The New York Times and other national media picked up on the story and depicted fracking for natural gas as a significant threat to America’s natural environment, helping spawn a grassroots movement to end the practice. “Gasland” was nominated for an Academy Award.

But the film’s depiction of the flammable water was deceptive. In 2008 and 2009, the man from the film and two other Colorado residents filed formal complaints to Colorado’s main oil and gas regulator took water samples from the three homes and  found that the gas from the man’s faucet and one other home was 100 percent “biogenic,” or natural, and something people have safely dealt with for decades. 

It was created not by frackers but by Mother Nature. The third home had a mixture of biogenic and thermogenic methane; the owner and operator reached a settlement in the case.

People have documented water catching on fire in entirely natural circumstances for millenia. There are reports of water on fire dating back to the ancient Greeks, Indians, and Persians. 

In 1889, a driller burned his beard after lighting water from a well he drilled in Colfax, Louisiana. There’s a historical marker at the site of the well, which was featured in Ripley’s Believe It or Not. We now know that they were naturally occurring methane seeps.

An Irish documentary filmmaker named Phelim McAleer called out Gasland’s director, Josh Fox, for his mischaracterization of fracking at a 2011 Gasland screening.

McAleer: There’s a [flaming water] report from 1976 . . .

Fox: Well, I don’t care about the report from 1976. There were reports from 1936 that people say they can light their water on fire in New York State.

McAleer: I’m curious why you didn’t include relevant reports from 1976 or from 1936 in the documentary?

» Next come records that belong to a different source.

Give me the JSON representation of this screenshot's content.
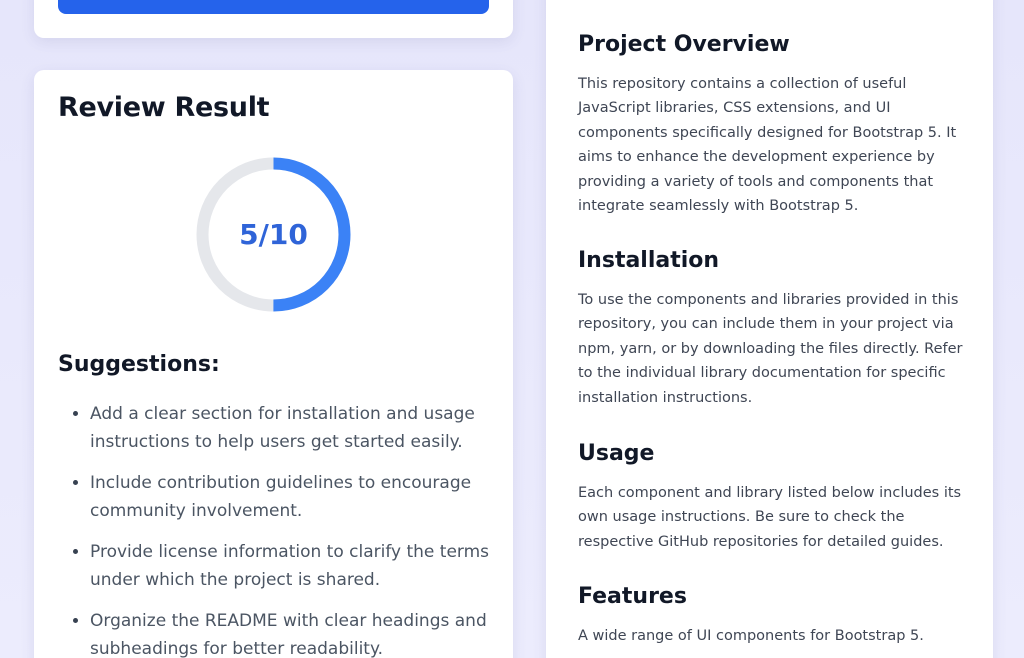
{
  "review": {
    "title": "Review Result",
    "score": {
      "label": "5/10",
      "value": 5,
      "max": 10,
      "ring_color": "#3b82f6",
      "track_color": "#e5e7eb",
      "text_color": "#2f64d8"
    },
    "suggestions_title": "Suggestions:",
    "suggestions": [
      "Add a clear section for installation and usage instructions to help users get started easily.",
      "Include contribution guidelines to encourage community involvement.",
      "Provide license information to clarify the terms under which the project is shared.",
      "Organize the README with clear headings and subheadings for better readability."
    ]
  },
  "colors": {
    "primary_button": "#2563eb",
    "background": "#e6e6fb"
  },
  "readme": {
    "sections": [
      {
        "heading": "Project Overview",
        "body": "This repository contains a collection of useful JavaScript libraries, CSS extensions, and UI components specifically designed for Bootstrap 5. It aims to enhance the development experience by providing a variety of tools and components that integrate seamlessly with Bootstrap 5."
      },
      {
        "heading": "Installation",
        "body": "To use the components and libraries provided in this repository, you can include them in your project via npm, yarn, or by downloading the files directly. Refer to the individual library documentation for specific installation instructions."
      },
      {
        "heading": "Usage",
        "body": "Each component and library listed below includes its own usage instructions. Be sure to check the respective GitHub repositories for detailed guides."
      },
      {
        "heading": "Features",
        "body": "A wide range of UI components for Bootstrap 5."
      }
    ]
  }
}
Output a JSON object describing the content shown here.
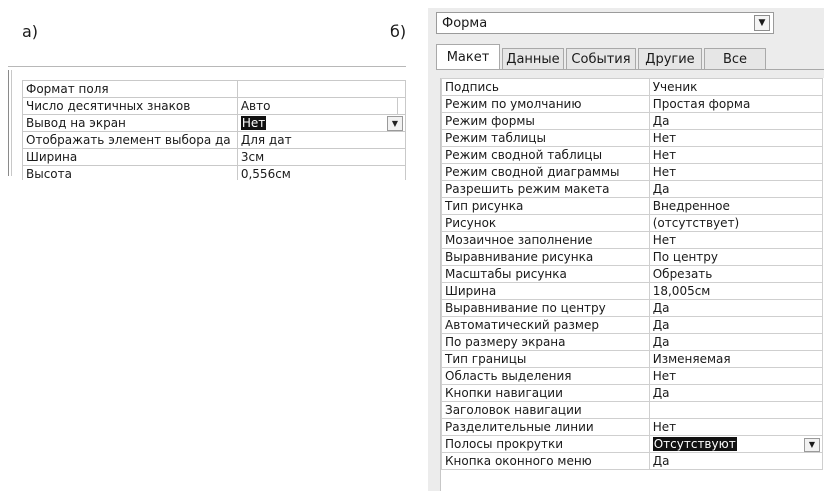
{
  "labels": {
    "a": "а)",
    "b": "б)"
  },
  "left_table": {
    "rows": [
      {
        "name": "Формат поля",
        "value": ""
      },
      {
        "name": "Число десятичных знаков",
        "value": "Авто"
      },
      {
        "name": "Вывод на экран",
        "value": "Нет",
        "selected": true,
        "dropdown": true
      },
      {
        "name": "Отображать элемент выбора да",
        "value": "Для дат"
      },
      {
        "name": "Ширина",
        "value": "3см"
      },
      {
        "name": "Высота",
        "value": "0,556см"
      }
    ]
  },
  "right_panel": {
    "object_combo": "Форма",
    "tabs": [
      {
        "label": "Макет",
        "active": true
      },
      {
        "label": "Данные",
        "active": false
      },
      {
        "label": "События",
        "active": false
      },
      {
        "label": "Другие",
        "active": false
      },
      {
        "label": "Все",
        "active": false
      }
    ],
    "properties": [
      {
        "name": "Подпись",
        "value": "Ученик"
      },
      {
        "name": "Режим по умолчанию",
        "value": "Простая форма"
      },
      {
        "name": "Режим формы",
        "value": "Да"
      },
      {
        "name": "Режим таблицы",
        "value": "Нет"
      },
      {
        "name": "Режим сводной таблицы",
        "value": "Нет"
      },
      {
        "name": "Режим сводной диаграммы",
        "value": "Нет"
      },
      {
        "name": "Разрешить режим макета",
        "value": "Да"
      },
      {
        "name": "Тип рисунка",
        "value": "Внедренное"
      },
      {
        "name": "Рисунок",
        "value": "(отсутствует)"
      },
      {
        "name": "Мозаичное заполнение",
        "value": "Нет"
      },
      {
        "name": "Выравнивание рисунка",
        "value": "По центру"
      },
      {
        "name": "Масштабы рисунка",
        "value": "Обрезать"
      },
      {
        "name": "Ширина",
        "value": "18,005см"
      },
      {
        "name": "Выравнивание по центру",
        "value": "Да"
      },
      {
        "name": "Автоматический размер",
        "value": "Да"
      },
      {
        "name": "По размеру экрана",
        "value": "Да"
      },
      {
        "name": "Тип границы",
        "value": "Изменяемая"
      },
      {
        "name": "Область выделения",
        "value": "Нет"
      },
      {
        "name": "Кнопки навигации",
        "value": "Да"
      },
      {
        "name": "Заголовок навигации",
        "value": ""
      },
      {
        "name": "Разделительные линии",
        "value": "Нет"
      },
      {
        "name": "Полосы прокрутки",
        "value": "Отсутствуют",
        "selected": true,
        "dropdown": true
      },
      {
        "name": "Кнопка оконного меню",
        "value": "Да"
      }
    ]
  },
  "icons": {
    "dropdown": "chevron-down-icon"
  }
}
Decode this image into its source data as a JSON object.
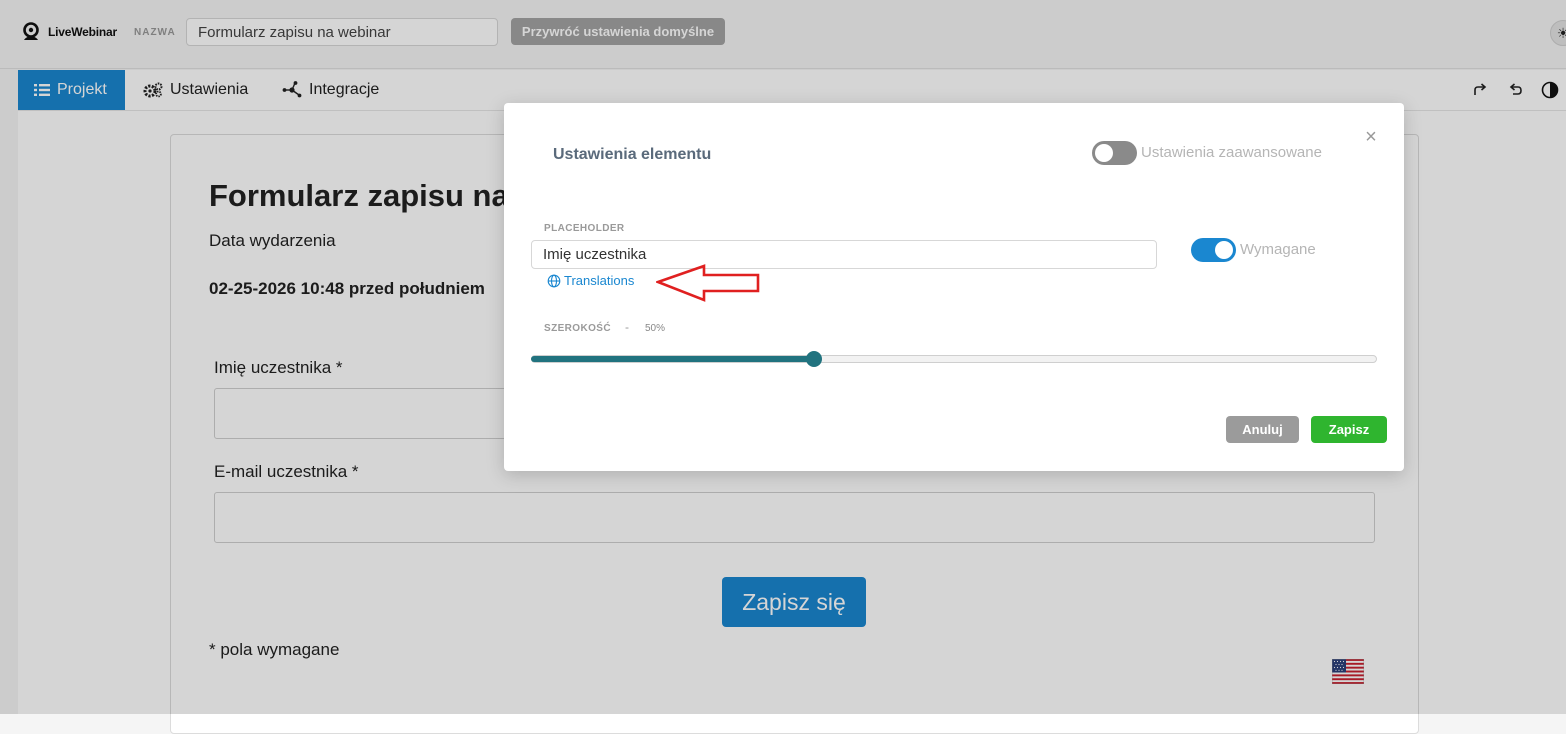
{
  "header": {
    "logo_text": "LiveWebinar",
    "name_label": "NAZWA",
    "name_value": "Formularz zapisu na webinar",
    "reset_button": "Przywróć ustawienia domyślne",
    "theme_icon": "sun-icon"
  },
  "tabs": [
    {
      "label": "Projekt",
      "icon": "list-icon",
      "active": true
    },
    {
      "label": "Ustawienia",
      "icon": "gears-icon",
      "active": false
    },
    {
      "label": "Integracje",
      "icon": "network-icon",
      "active": false
    }
  ],
  "toolbar": {
    "redo_icon": "redo-icon",
    "undo_icon": "undo-icon",
    "contrast_icon": "contrast-icon"
  },
  "form": {
    "title": "Formularz zapisu na webinar",
    "event_date_label": "Data wydarzenia",
    "event_date_value": "02-25-2026 10:48 przed południem",
    "fields": [
      {
        "label": "Imię uczestnika *"
      },
      {
        "label": "E-mail uczestnika *"
      }
    ],
    "submit_label": "Zapisz się",
    "required_note": "* pola wymagane",
    "language_icon": "us-flag-icon"
  },
  "dialog": {
    "title": "Ustawienia elementu",
    "advanced_label": "Ustawienia zaawansowane",
    "advanced_on": false,
    "placeholder_label": "PLACEHOLDER",
    "placeholder_value": "Imię uczestnika",
    "translations_link": "Translations",
    "required_label": "Wymagane",
    "required_on": true,
    "width_label": "SZEROKOŚĆ",
    "width_dash": "-",
    "width_value": "50%",
    "slider_fraction": 0.335,
    "cancel_label": "Anuluj",
    "save_label": "Zapisz",
    "annotation_color": "#e02020"
  }
}
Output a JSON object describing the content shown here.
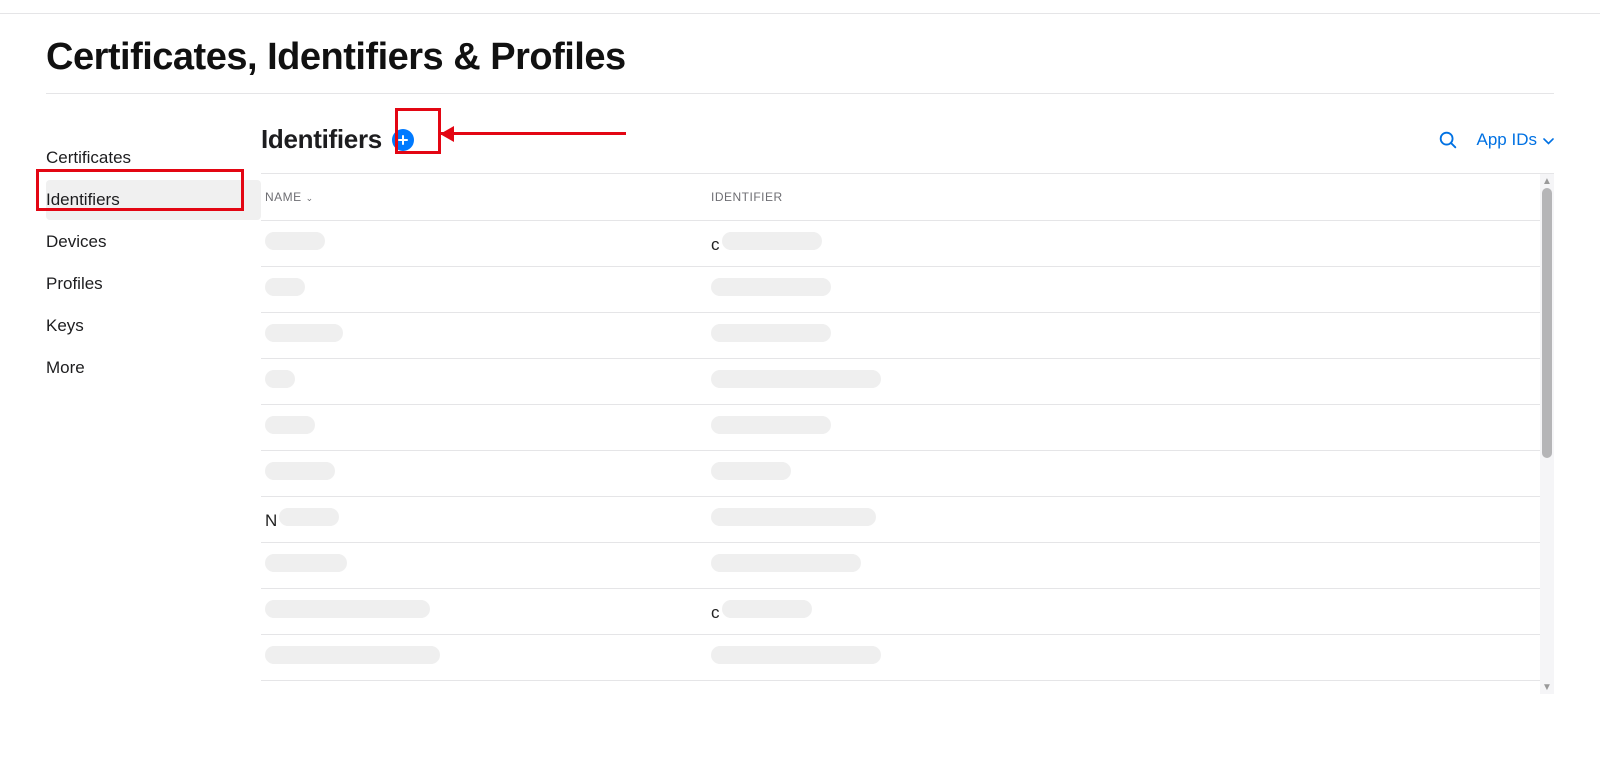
{
  "pageTitle": "Certificates, Identifiers & Profiles",
  "sidebar": {
    "items": [
      {
        "label": "Certificates"
      },
      {
        "label": "Identifiers",
        "active": true
      },
      {
        "label": "Devices"
      },
      {
        "label": "Profiles"
      },
      {
        "label": "Keys"
      },
      {
        "label": "More"
      }
    ]
  },
  "main": {
    "title": "Identifiers",
    "filterLabel": "App IDs"
  },
  "table": {
    "headers": {
      "name": "NAME",
      "identifier": "IDENTIFIER"
    },
    "rows": [
      {
        "nameWidth": 60,
        "idWidth": 100,
        "idPrefix": "c"
      },
      {
        "nameWidth": 40,
        "idWidth": 120
      },
      {
        "nameWidth": 78,
        "idWidth": 120
      },
      {
        "nameWidth": 30,
        "idWidth": 170
      },
      {
        "nameWidth": 50,
        "idWidth": 120
      },
      {
        "nameWidth": 70,
        "idWidth": 80
      },
      {
        "nameWidth": 60,
        "idWidth": 165,
        "namePrefix": "N"
      },
      {
        "nameWidth": 82,
        "idWidth": 150
      },
      {
        "nameWidth": 165,
        "idWidth": 90,
        "idPrefix": "c"
      },
      {
        "nameWidth": 175,
        "idWidth": 170
      }
    ]
  }
}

Most people watching your film would think that lighting your water started with fracking. You have said yourself people lit their water long before fracking started. Isn’t that correct?

Fox: Yes, but it’s not relevant.

The Irish filmmaker posted the exchange on YouTube. Fox alleged copyright infringement. At first YouTube obeyed Fox’s demand and removed the video, before eventually restoring it.

And yet time and again, journalists and activists hyped fire as “bad” and “out of control” and caused by climate change. After fires in Australia killed koalas, New Yorker journalist Bill McKibben tweeted that the species was “functionally extinct,” a false claim. 

During fires in Brazil in 2019, journalists falsely claimed that the Amazon was the lungs of the world and a net source of oxygen. That both could not be true  — lungs absorb oxygen and emit carbon dioxide — did not seem to bother the environmental journalists who in other contexts are quick to denounce their political enemies as “science deniers.”